The New Testament calls Christ the “bridegroom” and the church his “bride.” To understand what this means can change your life. We need to read this through the lens of first century Jewish marriage. In what follows we’ll highlight six aspects of first century Jewish marriages to see how each sheds light on the New Testament’s understanding of our relationship with God.
The Proposal. In ancient Jewish culture a man initiated the process of getting married by pledging his life to his prospective bride on the condition that she will accept his offer and reciprocate his love and pledge. This is what God does toward us in Christ. Jesus’ incarnation, ministry and death on our behalf is God’s declaration of love toward us. Yet, God doesn’t pledge his life toward us on the condition that we reciprocate. Rather, “while we were yet sinners Christ died for us’ (Rom. 5:8). God makes the ultimate sacrifice up front, in hopes that this will win the heart of his potential bride and she will reciprocate. Christ’s sacrifice is thus God’s invitation to join him at “the marriage supper of the lamb.”
Saying Yes. A marriage is entered into only when the prospective bride accepts the invitation and pledges her life to the groom. It’s true that in many ancient cultures, including ancient Jewish culture, women could be forced to marry men they didn’t want to marry. But coerced marriages are an unfortunate consequence of the world’s oppression and do not reflect God’s ideal. Because love must be freely chosen, God wants a bride who voluntarily pledges her life to him in response to loving sacrifice. We begin to belong to our heavenly bridegroom the moment we genuinely say “yes” to his proposal by pledging to reciprocate his love and surrender our life over to him.
The Betrothal Ceremony. Almost all covenants in the Bible begin with a public ceremony. This was certainly true of first century Jewish marriages. While a full wedding ceremony wouldn’t take place for some time, it was expected that the couple would publicly declare their covenant pledges in a betrothal ceremony soon after the woman accepted the proposal.
This is the role baptism plays in the believer’s life. In baptism an individual publicly declares their faith in Christ and pledges to live as a faithful covenant partner within the community of God’s collective bride, the church.
The Betrothal Period. Ancient Jewish couples were betrothed to one another for one or more years before they had a wedding ceremony and consummated their marriage. Yet, this betrothal period was not anything like modern “engagements” that can be easily called of. The betrothal period was a time when the bride and groom were supposed to prepare themselves for the life they were going to soon share together. The husband often went away and prepared a home for the future family while the woman would engage in practices that prepared her for her future life as a wife and mother.
This betrothal period is presupposed in many of Jesus’ teachings, such as his parable about the virgins who hadn’t prepared themselves for the returning bridegroom.

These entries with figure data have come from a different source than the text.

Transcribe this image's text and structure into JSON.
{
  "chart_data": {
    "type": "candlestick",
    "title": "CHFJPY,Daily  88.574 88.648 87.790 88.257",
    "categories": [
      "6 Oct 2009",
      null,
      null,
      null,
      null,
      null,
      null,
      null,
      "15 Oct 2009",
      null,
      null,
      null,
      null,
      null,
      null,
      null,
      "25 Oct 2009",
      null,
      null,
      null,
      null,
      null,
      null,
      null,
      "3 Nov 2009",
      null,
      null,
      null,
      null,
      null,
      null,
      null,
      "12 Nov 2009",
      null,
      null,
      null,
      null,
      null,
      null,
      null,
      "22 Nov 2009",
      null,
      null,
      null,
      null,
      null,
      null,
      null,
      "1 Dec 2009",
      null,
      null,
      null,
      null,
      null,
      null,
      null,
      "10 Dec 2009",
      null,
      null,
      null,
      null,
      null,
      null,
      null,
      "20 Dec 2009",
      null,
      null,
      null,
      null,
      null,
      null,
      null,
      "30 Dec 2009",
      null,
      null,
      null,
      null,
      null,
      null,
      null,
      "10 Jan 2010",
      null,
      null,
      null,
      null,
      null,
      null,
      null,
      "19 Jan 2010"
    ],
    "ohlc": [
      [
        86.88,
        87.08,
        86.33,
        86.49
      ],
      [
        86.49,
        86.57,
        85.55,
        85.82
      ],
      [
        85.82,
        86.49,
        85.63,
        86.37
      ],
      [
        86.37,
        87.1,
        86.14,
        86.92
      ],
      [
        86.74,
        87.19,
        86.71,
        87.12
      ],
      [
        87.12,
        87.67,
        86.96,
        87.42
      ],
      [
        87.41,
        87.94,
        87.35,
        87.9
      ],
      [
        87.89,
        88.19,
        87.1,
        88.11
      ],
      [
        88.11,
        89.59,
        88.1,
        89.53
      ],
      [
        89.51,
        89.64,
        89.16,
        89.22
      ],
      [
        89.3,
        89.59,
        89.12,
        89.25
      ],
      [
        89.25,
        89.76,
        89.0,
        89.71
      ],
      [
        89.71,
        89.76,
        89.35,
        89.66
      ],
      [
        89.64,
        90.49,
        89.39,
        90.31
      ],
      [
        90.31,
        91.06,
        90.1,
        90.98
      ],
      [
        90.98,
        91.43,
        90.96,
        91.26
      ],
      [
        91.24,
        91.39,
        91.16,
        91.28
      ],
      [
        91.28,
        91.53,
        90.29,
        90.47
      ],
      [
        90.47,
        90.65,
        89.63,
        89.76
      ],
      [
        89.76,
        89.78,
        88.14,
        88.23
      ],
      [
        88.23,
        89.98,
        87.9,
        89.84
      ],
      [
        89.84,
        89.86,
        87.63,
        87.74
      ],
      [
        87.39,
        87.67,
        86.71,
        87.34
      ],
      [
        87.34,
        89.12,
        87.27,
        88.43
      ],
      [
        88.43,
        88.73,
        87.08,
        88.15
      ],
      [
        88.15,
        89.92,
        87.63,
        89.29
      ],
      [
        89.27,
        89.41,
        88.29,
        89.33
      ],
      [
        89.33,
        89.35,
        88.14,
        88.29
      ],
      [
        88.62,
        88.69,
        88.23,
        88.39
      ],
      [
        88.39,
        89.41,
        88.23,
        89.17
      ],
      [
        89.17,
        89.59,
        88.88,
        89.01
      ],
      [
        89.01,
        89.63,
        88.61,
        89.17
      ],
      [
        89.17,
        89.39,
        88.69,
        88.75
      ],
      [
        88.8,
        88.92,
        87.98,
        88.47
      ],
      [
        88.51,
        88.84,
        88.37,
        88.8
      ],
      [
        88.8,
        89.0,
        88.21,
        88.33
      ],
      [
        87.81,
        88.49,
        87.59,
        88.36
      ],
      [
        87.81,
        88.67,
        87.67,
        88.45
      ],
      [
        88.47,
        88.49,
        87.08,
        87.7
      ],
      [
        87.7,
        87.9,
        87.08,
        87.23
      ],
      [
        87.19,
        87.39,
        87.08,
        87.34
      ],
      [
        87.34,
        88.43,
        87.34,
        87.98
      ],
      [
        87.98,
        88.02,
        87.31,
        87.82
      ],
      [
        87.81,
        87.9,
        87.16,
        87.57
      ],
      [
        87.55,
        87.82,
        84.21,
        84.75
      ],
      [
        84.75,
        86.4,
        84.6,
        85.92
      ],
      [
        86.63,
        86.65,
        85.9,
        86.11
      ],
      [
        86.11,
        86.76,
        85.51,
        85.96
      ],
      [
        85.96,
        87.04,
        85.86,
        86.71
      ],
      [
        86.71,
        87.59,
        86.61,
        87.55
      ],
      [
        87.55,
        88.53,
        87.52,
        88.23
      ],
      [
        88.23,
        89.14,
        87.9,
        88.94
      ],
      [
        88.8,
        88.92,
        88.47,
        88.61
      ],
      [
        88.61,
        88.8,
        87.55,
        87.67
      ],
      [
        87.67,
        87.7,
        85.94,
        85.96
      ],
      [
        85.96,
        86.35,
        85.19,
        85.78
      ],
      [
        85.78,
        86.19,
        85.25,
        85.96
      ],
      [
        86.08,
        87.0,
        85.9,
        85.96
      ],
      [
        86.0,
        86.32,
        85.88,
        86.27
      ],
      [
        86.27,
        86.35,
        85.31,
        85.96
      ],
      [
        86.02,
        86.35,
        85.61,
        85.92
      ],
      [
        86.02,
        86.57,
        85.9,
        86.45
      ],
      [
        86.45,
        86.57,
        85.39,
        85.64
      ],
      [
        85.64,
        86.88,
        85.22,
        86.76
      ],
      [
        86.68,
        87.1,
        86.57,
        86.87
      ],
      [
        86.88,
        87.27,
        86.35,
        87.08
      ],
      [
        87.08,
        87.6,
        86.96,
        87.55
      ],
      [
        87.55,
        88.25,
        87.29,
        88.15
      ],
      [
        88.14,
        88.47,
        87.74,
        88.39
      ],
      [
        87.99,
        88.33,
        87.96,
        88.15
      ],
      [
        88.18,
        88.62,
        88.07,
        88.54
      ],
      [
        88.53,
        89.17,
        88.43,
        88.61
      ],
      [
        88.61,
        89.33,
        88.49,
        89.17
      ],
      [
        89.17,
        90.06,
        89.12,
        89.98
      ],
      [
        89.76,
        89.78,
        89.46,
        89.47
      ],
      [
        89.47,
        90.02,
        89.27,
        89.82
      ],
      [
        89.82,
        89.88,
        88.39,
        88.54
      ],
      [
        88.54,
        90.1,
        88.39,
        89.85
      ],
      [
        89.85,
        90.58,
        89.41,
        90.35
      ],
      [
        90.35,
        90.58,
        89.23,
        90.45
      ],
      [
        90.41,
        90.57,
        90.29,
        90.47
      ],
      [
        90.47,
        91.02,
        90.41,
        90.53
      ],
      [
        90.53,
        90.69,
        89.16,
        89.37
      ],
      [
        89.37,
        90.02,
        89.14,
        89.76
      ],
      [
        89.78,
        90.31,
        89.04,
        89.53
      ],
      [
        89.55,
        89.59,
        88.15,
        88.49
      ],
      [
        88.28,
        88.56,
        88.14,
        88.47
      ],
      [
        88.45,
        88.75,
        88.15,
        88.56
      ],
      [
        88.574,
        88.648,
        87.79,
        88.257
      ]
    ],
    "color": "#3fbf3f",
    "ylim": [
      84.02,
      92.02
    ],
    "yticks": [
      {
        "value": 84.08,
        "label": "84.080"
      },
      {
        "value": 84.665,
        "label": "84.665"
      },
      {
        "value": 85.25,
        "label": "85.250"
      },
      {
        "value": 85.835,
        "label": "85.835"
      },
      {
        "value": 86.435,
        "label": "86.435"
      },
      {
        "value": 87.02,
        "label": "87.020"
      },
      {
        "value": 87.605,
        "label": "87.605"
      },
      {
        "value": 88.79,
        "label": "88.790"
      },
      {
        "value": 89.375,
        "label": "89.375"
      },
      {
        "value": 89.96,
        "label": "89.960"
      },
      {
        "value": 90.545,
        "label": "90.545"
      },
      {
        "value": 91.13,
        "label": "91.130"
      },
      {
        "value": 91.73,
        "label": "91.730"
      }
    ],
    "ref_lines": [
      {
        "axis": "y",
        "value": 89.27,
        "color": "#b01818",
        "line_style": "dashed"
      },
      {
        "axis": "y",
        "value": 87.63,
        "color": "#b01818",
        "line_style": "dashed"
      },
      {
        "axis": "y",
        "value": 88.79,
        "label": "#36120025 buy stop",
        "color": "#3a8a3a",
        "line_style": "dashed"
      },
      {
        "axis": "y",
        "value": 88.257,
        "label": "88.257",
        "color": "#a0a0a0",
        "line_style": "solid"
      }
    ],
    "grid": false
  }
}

Jesus was also alluding to this betrothal period when he told his disciple’s that he was “going away to prepare a place for them” so that they could always be where he was (Jn. 14). Once he’d made his declaration of love and pledge of life by dying on the cross, he would have to go away and prepare a place for he and his bride to live together. This betrothal period is also presupposed in the New Testament’s teaching about the need for the bride to “make herself ready” (Rev. 19).
The Betrothal Gift. It was customary for a first century Jewish groom to express the sincerity of his pledge to his newly betrothed bride by giving her a precious gift. It was the bride’s assurance while her groom was away that he would indeed return for her.
Jesus gives us the precious betrothal gift of the Holy Spirit (John 16). Jesus knows we cannot prepare ourselves for his return on our own, so he places his own Spirit inside of us to empower us and teach us how to live in his ways. He also doesn’t want us to feel abandoned or distressed in his absence, so he gives us “the Comforter” (John 16:7) who is the assurance of our future inheritance in Christ (Eph 1:14).
The Consummation of the Marriage. Finally, when the home was prepared and the bride had made herself ready, the groom would return for his bride. The whole community would engage in a magnificent wedding celebration and the couple would consummate their marriage and become “one flesh.” Given the marriage framework of the New Testament’s understanding of our relationship with God, we’re not surprised to discover that this is precisely how heaven is depicted in the book of Revelation.
After witnessing a symbolic portrayal of Gods’ victory over the Powers, John heard a multitude proclaiming:
Hallelujah! For our Lord God Almighty reigns.
Let us rejoice and be glad
and give him glory!
For the wedding of the Lamb has come,
and his bride has made herself ready (Rev. 19:6-7).
This was followed by an angel telling John, “Write: ‘Blessed are those who are invited to the wedding supper of the Lamb!’” (Rev. 19: 9).